Dazu ist festzuhalten, dass die belangte Behörde im angefochtenen Bescheid selbst festgestellt hat, die Eheschließung habe am stattgefunden und der Ehemann der Beschwerdeführerin sei im April 2004 in Kroatien festgenommen worden. Ausgehend davon kann nun nicht gesagt werden, der von der Beschwerdeführerin angegebene Zeitpunkt der Festnahme ihres Ehemannes entspreche nicht der Wahrheit; dann aber lässt sich darauf nicht der Schluss gründen, es liege eine Aufenthaltsehe vor. Vielmehr enthält der angefochtene Bescheid zum Zeitpunkt der Festnahme des Ehemannes zwei unvereinbare Aussagen, nämlich zum einen, er sei einen Monat nach der Eheschließung, zum anderen, er sei vier Monate nach der Eheschließung festgenommen worden. Vor diesem Hintergrund kann dann aber allein aus dem Umstand, dass die Beschwerdeführerin das Ausmaß der gegen ihren Ehemann verhängten Strafe nicht angeben konnte, das Vorliegen einer Aufenthaltsehe nicht schlüssig abgeleitet werden.
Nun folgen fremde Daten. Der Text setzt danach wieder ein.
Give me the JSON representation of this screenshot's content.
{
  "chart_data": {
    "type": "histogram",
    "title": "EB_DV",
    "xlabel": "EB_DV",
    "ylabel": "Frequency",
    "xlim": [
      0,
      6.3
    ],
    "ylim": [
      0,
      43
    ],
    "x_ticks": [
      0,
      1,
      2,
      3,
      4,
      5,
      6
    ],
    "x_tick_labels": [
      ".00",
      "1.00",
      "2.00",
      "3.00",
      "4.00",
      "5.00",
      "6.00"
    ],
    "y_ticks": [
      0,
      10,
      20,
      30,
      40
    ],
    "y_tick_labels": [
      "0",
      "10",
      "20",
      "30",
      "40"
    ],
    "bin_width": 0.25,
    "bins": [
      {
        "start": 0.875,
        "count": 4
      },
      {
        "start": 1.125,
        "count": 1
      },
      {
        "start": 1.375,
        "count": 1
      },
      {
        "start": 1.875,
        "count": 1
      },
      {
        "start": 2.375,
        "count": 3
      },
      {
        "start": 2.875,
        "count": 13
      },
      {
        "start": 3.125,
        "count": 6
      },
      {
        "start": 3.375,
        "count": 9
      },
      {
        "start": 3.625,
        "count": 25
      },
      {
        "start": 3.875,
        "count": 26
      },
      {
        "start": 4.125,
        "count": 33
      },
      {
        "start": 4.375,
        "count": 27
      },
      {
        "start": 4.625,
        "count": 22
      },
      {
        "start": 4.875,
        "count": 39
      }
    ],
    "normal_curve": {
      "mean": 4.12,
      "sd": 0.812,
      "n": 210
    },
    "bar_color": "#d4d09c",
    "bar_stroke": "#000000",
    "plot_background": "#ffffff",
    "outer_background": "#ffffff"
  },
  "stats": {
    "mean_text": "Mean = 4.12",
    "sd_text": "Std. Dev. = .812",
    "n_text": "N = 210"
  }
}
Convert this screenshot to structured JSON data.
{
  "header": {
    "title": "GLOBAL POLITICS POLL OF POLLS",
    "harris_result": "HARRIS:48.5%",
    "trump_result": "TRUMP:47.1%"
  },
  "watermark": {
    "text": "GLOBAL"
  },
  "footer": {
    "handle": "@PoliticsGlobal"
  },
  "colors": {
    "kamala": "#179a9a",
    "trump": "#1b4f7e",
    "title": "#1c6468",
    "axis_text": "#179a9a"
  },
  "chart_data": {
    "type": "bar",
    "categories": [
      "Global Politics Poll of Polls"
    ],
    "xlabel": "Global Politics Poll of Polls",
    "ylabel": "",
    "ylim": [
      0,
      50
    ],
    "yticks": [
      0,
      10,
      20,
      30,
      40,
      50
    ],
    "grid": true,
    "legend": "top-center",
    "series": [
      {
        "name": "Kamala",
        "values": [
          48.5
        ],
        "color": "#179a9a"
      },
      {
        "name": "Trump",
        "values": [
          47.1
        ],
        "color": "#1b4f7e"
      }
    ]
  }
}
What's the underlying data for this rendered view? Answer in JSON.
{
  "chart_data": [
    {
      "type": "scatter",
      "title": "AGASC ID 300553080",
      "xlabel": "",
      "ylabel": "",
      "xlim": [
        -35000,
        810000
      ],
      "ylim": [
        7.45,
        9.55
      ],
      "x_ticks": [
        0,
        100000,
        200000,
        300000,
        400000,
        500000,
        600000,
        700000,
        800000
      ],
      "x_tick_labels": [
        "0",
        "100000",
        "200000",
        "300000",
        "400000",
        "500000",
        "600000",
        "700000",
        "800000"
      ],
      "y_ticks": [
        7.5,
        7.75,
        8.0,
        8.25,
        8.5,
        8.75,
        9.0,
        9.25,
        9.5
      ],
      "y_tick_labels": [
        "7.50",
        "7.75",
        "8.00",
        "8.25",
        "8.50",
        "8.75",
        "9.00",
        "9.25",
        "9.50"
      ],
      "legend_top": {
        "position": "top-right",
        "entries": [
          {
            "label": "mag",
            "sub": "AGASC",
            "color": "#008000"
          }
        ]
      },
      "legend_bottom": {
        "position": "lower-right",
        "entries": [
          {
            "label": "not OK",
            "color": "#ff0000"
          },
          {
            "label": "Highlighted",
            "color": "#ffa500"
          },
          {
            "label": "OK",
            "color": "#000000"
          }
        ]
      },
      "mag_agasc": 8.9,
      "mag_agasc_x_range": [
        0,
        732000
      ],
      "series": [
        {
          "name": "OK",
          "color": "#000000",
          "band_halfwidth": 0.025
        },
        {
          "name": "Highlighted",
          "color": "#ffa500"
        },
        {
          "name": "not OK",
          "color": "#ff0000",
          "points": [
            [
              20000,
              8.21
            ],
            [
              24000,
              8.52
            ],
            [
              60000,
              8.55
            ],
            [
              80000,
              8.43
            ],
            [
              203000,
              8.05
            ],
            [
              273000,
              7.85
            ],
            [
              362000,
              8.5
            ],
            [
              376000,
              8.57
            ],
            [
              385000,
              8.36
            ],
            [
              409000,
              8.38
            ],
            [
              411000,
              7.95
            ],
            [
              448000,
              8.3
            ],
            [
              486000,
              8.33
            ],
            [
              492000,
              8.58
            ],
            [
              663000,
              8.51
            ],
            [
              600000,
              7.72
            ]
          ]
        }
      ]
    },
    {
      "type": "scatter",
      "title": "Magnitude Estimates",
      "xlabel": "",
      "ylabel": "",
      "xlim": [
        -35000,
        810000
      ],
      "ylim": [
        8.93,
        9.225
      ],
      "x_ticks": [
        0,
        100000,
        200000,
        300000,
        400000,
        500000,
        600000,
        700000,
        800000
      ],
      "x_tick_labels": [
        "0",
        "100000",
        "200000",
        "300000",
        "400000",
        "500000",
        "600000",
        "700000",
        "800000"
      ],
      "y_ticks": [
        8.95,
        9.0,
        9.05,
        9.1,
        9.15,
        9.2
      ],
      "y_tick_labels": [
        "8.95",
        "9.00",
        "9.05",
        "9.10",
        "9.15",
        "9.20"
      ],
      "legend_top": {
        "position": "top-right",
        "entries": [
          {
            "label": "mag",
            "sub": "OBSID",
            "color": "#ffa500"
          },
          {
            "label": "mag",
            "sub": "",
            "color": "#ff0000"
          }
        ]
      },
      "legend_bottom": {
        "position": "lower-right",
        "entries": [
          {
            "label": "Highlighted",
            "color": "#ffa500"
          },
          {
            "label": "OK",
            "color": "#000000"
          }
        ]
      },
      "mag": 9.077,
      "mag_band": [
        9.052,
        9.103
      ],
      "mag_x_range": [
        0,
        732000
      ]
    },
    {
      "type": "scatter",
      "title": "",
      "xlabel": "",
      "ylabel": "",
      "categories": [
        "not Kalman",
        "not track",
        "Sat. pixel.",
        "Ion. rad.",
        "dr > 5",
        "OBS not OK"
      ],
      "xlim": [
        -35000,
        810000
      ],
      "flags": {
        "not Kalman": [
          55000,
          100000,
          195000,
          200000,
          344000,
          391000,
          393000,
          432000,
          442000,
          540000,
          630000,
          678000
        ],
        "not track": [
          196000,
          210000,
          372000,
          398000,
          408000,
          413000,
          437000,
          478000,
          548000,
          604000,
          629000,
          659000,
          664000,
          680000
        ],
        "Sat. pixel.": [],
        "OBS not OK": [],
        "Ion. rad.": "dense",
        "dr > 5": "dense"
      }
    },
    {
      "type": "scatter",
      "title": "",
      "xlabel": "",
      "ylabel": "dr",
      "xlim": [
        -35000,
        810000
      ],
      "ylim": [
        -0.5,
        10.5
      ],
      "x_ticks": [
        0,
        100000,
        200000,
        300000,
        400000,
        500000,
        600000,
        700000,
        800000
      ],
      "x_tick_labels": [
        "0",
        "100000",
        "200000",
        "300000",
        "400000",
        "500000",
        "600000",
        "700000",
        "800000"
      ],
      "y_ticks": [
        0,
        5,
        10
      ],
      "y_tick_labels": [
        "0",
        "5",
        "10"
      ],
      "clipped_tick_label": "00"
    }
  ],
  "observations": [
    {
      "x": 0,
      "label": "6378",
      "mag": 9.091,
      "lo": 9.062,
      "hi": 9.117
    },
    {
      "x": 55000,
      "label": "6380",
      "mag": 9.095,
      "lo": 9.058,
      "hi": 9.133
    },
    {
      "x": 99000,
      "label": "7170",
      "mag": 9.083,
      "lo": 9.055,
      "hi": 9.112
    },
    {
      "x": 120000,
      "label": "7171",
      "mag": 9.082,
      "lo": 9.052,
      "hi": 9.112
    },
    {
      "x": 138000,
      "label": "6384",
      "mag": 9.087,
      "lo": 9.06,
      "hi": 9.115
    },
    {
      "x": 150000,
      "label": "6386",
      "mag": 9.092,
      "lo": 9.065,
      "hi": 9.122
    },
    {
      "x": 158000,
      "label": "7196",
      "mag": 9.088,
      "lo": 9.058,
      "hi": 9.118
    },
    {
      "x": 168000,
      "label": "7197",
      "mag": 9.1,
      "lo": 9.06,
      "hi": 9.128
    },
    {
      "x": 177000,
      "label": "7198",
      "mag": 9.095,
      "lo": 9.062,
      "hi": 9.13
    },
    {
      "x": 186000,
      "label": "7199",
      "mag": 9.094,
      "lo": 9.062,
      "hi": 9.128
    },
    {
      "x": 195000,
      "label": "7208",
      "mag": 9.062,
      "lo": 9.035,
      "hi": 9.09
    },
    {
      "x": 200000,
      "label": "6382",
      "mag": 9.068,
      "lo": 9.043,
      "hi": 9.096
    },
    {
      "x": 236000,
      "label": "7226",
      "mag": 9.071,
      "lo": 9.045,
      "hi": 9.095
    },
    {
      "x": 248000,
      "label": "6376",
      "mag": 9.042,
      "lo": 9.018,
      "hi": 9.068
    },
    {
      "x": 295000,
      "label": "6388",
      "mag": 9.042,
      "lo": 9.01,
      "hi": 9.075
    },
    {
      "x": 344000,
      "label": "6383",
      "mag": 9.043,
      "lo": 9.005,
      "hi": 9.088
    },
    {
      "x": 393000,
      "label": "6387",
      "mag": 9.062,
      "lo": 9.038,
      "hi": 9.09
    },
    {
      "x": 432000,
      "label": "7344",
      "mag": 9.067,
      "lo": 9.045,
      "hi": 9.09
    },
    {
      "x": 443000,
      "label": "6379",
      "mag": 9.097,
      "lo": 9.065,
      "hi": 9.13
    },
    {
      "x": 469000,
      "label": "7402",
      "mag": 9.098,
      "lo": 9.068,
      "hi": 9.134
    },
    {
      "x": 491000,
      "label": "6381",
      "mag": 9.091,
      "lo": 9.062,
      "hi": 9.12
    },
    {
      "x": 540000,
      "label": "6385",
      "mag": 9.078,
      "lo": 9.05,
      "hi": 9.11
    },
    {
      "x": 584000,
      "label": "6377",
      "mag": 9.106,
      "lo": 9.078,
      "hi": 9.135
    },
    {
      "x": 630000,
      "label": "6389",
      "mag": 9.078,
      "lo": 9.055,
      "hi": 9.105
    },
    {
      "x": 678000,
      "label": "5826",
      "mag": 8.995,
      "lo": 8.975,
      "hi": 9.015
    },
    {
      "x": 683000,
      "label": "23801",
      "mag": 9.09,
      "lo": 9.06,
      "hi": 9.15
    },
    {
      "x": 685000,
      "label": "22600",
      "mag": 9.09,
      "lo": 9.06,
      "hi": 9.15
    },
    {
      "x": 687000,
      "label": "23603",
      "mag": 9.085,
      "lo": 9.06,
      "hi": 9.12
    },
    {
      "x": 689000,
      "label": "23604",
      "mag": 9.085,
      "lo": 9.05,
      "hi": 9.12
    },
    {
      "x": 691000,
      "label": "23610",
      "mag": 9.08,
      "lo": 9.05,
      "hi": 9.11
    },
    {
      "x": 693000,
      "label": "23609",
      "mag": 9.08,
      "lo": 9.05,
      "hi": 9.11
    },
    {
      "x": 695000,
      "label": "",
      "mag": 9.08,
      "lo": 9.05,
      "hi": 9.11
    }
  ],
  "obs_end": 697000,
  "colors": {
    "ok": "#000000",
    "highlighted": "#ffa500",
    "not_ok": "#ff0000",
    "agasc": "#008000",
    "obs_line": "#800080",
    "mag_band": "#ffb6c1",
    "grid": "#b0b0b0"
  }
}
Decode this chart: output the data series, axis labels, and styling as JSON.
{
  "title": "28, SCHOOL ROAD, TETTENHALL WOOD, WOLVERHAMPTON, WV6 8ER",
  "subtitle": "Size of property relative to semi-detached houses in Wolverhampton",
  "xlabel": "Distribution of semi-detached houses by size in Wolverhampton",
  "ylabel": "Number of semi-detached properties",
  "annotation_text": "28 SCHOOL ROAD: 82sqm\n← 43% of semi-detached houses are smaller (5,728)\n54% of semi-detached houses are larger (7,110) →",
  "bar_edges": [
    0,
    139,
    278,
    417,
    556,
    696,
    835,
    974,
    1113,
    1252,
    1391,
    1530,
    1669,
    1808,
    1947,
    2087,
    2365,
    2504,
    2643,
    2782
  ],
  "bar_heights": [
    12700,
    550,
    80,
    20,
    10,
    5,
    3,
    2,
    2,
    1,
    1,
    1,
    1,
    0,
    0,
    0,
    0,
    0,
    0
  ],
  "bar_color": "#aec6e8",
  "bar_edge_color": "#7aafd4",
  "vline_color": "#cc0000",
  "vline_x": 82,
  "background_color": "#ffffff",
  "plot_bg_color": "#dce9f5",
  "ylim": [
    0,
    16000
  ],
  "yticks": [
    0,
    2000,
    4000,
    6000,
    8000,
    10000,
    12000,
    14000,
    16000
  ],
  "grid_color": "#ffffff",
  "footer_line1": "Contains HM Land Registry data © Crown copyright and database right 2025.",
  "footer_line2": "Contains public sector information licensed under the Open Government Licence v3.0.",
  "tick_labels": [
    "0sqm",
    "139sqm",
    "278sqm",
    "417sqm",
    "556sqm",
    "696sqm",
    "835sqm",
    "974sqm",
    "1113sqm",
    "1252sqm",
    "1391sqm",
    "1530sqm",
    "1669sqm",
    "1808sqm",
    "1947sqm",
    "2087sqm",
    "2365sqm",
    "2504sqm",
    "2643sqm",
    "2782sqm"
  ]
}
Schließlich hat die belangte Behörde auch nicht alle ihr zur Verfügung stehenden Beweismittel, wie etwa den (gegen das Vorliegen einer bloß zur Erlangung von Aufenthaltstiteln sprechenden Ehe) in den Verwaltungsakten in Kopie erliegenden Brief des in Kroatien ansässigen Rechtsanwaltes des Ehemannes, aus dem entnommen werden kann, dass die Beschwerdeführerin von ihrem Ehemann gebeten wurde, ihn "im Gefängnis in O" zu besuchen, in ihre Überlegungen miteinbezogen. Der angefochtene Bescheid leidet somit auch an einem Begründungsmangel.

Der angefochtene Bescheid war sohin gemäß § 42 Abs. 2 Z 3 VwGG wegen Rechtswidrigkeit infolge Verletzung von Verfahrensvorschriften aufzuheben.

Die Kostenentscheidung gründet sich auf die §§ 47 ff VwGG in Verbindung mit der VwGH-Aufwandersatzverordnung 2008.